Rhodotorula mucilaginosa Catheter-related Fungemia in a Patient with Sickle Cell Disease: Case Presentation and Literature Review
Rhodotorula mucilaginosa (formerly Rhodotorula rubra) is a ubiquitous, environmental, urease-positive yeast that does not ferment sugars and can assimilate various carbohydrates. Characterized by the salmon-pink to coral-red color of its colonies,Rhodotorula mucilaginosa can disseminate and cause significant disease. We present a case of sustained Rhodotorula mucilaginosa catheter-related fungemia in a patient with sickle cell anemia who refused removal of the implanted port. The patient remained clinically stable, with blood cultures persistently growing Rhodotorula mucilaginosa, despite appropriate antifungal therapy. An extensive literature review revealed a wide range of clinical manifestations in immunocompromised patients. Susceptibility patterns to different antifungal agents and therapeutic considerations are thoroughly discussed.
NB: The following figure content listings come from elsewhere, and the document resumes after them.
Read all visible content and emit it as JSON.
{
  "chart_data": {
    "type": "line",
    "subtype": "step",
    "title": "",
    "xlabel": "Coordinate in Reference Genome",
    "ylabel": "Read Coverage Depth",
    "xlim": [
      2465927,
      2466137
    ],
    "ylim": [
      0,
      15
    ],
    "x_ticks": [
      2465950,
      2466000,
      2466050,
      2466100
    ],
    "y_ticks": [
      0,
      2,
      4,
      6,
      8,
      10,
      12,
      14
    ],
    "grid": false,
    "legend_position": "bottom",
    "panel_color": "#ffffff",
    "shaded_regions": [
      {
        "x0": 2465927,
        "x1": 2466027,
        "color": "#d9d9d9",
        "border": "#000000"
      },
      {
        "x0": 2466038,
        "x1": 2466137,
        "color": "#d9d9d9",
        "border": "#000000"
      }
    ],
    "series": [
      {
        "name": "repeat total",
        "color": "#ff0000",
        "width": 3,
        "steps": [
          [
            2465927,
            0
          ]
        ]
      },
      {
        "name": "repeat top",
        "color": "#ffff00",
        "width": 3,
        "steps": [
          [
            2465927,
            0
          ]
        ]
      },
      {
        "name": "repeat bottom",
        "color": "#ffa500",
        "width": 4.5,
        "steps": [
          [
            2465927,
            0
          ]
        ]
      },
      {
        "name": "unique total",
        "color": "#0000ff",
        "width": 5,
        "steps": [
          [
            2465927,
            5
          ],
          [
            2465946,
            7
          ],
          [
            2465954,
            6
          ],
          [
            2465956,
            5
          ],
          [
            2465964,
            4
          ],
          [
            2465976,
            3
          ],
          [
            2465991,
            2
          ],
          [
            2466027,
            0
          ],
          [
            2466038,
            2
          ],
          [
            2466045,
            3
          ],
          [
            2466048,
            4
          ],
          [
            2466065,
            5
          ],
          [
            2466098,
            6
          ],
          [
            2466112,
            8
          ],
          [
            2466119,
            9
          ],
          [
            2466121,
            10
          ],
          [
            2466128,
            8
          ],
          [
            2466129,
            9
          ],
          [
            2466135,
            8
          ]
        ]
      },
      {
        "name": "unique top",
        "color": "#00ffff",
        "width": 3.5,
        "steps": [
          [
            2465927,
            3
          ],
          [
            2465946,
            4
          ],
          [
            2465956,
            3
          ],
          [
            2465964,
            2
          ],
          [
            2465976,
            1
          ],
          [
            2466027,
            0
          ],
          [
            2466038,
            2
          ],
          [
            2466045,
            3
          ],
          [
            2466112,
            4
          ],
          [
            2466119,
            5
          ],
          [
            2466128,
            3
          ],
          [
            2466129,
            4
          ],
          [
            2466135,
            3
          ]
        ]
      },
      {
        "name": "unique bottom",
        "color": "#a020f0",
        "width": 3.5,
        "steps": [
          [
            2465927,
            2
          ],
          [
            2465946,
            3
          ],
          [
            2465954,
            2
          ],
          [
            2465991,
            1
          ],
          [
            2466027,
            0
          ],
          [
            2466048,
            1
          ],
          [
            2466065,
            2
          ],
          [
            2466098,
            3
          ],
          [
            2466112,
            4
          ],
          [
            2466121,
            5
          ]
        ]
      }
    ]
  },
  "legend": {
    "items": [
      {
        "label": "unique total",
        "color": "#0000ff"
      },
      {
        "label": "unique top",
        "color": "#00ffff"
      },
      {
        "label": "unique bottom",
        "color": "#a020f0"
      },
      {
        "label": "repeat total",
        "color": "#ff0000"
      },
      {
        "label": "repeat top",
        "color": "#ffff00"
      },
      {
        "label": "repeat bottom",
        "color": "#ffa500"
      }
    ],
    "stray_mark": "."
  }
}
Rhodotorula mucilaginosacan be a significant, recalcitrant pathogen in immunocompromised patients and prompt treatment should be instituted.
* Rhodotorula mucilaginosa can be a significant, recalcitrant pathogen in immunocompromised patients.
* Susceptibilities to different antifungal agents should be obtained and administration of antifungal therapy combined with catheter removal is the recommended approach in patients who present with R mucilaginosa catheter-related fungemia.